Boost C++ Libraries



Boost.Build has convenient support for running unit tests. The simplest way is the unit-test rule, which follows the common syntax. For example:

unit-test helpers_test : helpers_test.cpp helpers ;

The unit-test rule behaves like the exe rule, but after the executable is created it is also run. If the executable returns an error code, the build system will also return an error and will try running the executable on the next invocation until it runs successfully. This behaviour ensures that you can not miss a unit test failure.

There are few specialized testing rules, listed below:

rule compile ( sources : requirements * : target-name ? )
rule compile-fail ( sources : requirements * : target-name ? )
rule link ( sources + : requirements * : target-name ? )
rule link-fail ( sources + : requirements * : target-name ? )

They are given a list of sources and requirements. If the target name is not provided, the name of the first source file is used instead. The compile* tests try to compile the passed source. The link* rules try to compile and link an application from all the passed sources. The compile and link rules expect that compilation/linking succeeds. The compile-fail and link-fail rules expect that the compilation/linking fails.

There are two specialized rules for running applications, which are more powerful than the unit-test rule. The run rule has the following signature:

rule run ( sources + : args * : input-files * : requirements * : target-name ?
    : default-build * )

The rule builds application from the provided sources and runs it, passing args and input-files as command-line arguments. The args parameter is passed verbatim and the values of the input-files parameter are treated as paths relative to containing Jamfile, and are adjusted if b2 is invoked from a different directory. The run-fail rule is identical to the run rule, except that it expects that the run fails.

All rules described in this section, if executed successfully, create a special manifest file to indicate that the test passed. For the unit-test rule the files is named target-name.passed and for the other rules it is called target-name.test. The run* rules also capture all output from the program, and store it in a file named target-name.output.

If the preserve-test-targets feature has the value off, then run and the run-fail rules will remove the executable after running it. This somewhat decreases disk space requirements for continuous testing environments. The default value of preserve-test-targets feature is on.

It is possible to print the list of all test targets (except for unit-test) declared in your project, by passing the --dump-tests command-line option. The output will consist of lines of the form:

boost-test(test-type) path : sources

It is possible to process the list of tests, Boost.Build output and the presense/absense of the *.test files created when test passes into human-readable status table of tests. Such processing utilities are not included in Boost.Build.

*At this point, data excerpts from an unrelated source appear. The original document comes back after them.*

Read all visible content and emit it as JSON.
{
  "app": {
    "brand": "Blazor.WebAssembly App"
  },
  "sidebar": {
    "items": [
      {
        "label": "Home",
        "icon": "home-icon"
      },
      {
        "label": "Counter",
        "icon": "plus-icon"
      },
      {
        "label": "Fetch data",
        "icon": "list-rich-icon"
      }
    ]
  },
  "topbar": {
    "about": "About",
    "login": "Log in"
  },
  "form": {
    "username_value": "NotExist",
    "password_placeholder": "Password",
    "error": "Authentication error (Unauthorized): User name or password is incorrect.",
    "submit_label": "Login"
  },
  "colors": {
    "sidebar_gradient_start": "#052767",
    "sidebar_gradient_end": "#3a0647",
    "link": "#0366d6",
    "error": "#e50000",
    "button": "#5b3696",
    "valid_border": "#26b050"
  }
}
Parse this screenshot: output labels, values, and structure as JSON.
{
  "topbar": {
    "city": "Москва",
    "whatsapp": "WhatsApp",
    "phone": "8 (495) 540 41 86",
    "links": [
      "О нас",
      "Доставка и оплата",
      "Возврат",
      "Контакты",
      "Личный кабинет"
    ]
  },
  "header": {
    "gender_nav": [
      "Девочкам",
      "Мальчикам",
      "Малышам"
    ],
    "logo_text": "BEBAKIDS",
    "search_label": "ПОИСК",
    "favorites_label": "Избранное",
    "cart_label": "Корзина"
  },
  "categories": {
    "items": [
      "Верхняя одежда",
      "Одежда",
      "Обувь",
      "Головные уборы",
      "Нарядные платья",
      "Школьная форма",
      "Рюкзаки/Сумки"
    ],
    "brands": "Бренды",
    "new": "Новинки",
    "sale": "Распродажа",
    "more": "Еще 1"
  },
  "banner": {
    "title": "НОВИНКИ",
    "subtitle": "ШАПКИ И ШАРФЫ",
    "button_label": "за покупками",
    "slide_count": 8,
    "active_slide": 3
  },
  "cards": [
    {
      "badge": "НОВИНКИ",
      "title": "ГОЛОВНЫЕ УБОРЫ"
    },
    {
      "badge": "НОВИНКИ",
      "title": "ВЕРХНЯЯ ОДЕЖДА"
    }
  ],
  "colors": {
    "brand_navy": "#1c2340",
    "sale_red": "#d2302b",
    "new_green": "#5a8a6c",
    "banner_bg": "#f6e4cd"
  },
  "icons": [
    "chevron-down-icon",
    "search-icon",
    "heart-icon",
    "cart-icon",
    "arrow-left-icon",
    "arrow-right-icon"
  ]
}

The following features adjust behaviour of the testing metatargets.


Defines an argument to be passed to the target when it is executed before the list of input files.

unit-test helpers_test
  : helpers_test.cpp helpers
  : <testing.arg>"--foo bar"


Specifies a file to be passed to the executable on the command line after the arguments. All files must be specified in alphabetical order due to constrainsts in the current implementation.


By default, the executable is run directly. Sometimes, it is desirable to run the executable using some helper command. You should use the this property to specify the name of the helper command. For example, if you write:

unit-test helpers_test
  : helpers_test.cpp helpers
  : <testing.launcher>valgrind

The command used to run the executable will be:

valgrind bin/$toolset/debug/helpers_test


A description of the test. This is displayed as part of the --dump-tests command-line option.